The swathe of bills aimed at denying gender-affirming care for trans youth and adults is potentially more damaging in the long run. Fewer states (20) currently have bills upholding medical discrimination of trans people within their legislative docket. Many of these proposed laws would prohibit access to puberty blockers and hormone replacement therapy (HRT) to trans people under the age of 18, though a bill proposed in North Carolina would extend that age limit to 21.
Earlier this month, Arkansas became the first state to sign this legislation into law after the state's General Assembly voted to override Gov. Asa Hutchinson's veto of the Arkansas Save Adolescents from Experimentation Act. A bill currently in Alabama's state legislature would make it a felony to provide gender-affirming care to trans youth.
[T]here is a desire that is incredibly transparent, though under talked about, to stop people from being trans.
Chase strangio
These measures prove far more detrimental to the physical and mental well-being of trans populations nationwide. According to a 2020 study on the mental health of youth with gender dysphoria published in Pediatrics, receiving gender-affirming care earlier in life leads to better mental health for trans and non-binary youth later in life. A separate study also published by Pediatrics found that access to puberty blockers during adolescence led to lower risks of suicidality in trans adults.
Those findings point to how much long-term harm these bills can potentially cause. According to The Trevor Project's 2020 National Survey on LGBTQ Youth Mental Health, 52% of trans and non-binary youth have considered suicide. Considering that these bills, if signed into law, could affect roughly 25% of trans youth in the U.S., conservative-led government bodies stand ready to adversely affect the lives of thousands.
Limitations on speech and education, and the next step
Beyond the tangible effect on trans bodies, seven states are currently debating bills that would place limits on speech, identification and the ability to educate minors on LGBTQ issues. Iowa is weighing proposals to require parental consent for teachers to discuss gender identity with students in their classrooms, a mandate that teachers include the phrase “the potential harm and adverse outcomes of social and medical gender interventions” when discussing gender identity as part of the curriculum and the removal of gender identity as a protected class under the state's civil rights act.
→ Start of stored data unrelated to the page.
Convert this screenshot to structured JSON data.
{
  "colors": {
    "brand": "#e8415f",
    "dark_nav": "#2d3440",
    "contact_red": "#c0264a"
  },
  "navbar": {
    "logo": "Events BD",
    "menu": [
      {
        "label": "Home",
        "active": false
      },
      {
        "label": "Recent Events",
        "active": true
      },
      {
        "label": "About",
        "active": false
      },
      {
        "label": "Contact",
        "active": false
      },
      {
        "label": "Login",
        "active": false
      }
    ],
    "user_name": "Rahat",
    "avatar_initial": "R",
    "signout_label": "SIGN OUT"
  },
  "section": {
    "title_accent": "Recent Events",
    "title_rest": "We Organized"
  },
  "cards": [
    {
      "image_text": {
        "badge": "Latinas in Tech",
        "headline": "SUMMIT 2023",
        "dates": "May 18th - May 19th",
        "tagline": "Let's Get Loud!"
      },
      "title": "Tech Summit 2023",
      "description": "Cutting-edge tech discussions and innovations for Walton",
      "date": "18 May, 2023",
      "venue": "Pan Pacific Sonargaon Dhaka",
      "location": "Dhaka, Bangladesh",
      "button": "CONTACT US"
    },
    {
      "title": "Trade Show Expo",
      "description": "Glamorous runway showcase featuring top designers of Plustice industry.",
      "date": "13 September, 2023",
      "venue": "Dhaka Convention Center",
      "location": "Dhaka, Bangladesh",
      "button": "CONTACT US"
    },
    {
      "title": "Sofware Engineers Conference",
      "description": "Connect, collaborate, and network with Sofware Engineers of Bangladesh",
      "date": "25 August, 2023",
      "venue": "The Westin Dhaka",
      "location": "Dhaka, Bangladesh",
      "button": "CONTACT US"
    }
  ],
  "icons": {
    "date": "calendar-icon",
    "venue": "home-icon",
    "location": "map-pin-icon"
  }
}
Bills in Tennessee would allow parents to opt their children out of courses that discuss LGBTQ issues and prohibit teachers from discussing LGBTQ issues in their classrooms altogether. Arkansas has a proposed measure that would require teachers only refer to students by their “biological sex.” Multiple states are considering legislation that would limit the use of gender identity on government-issued identification and other documentation.
It all amounts to what can be clinically defined as a lot. That doesn't mean that the fight is over, though. The American Civil Liberties Union (ACLU) is already mobilizing to file litigation against the laws that have been signed. “Right-wing attacks on LGBTQ existence have largely, for decades, leveraged this moralistic panic about protecting kids that is not at all about protecting kids but about using the language of protecting women and children largely. That paternalistic, patriarchal language that is used to fuel governmental consolidation of power,” said Chase Strangio, ACLU Deputy Director for Transgender Justice., during an appearance on the ACLU podcast At Liberty.
“What is very much specific to this conversation, and why kids are the centerpiece of it, is there is a desire that is incredibly transparent, though under talked about, to stop people from being trans,” he added. “The goal is to prevent transness.
Movements are being made a the federal level as well. The Equality Act, which aims at adding gender identity and sexual orientation as protected classes at a federal level under the 1964 Civil Rights Act, passed in the House and currently awaits debate in the Senate.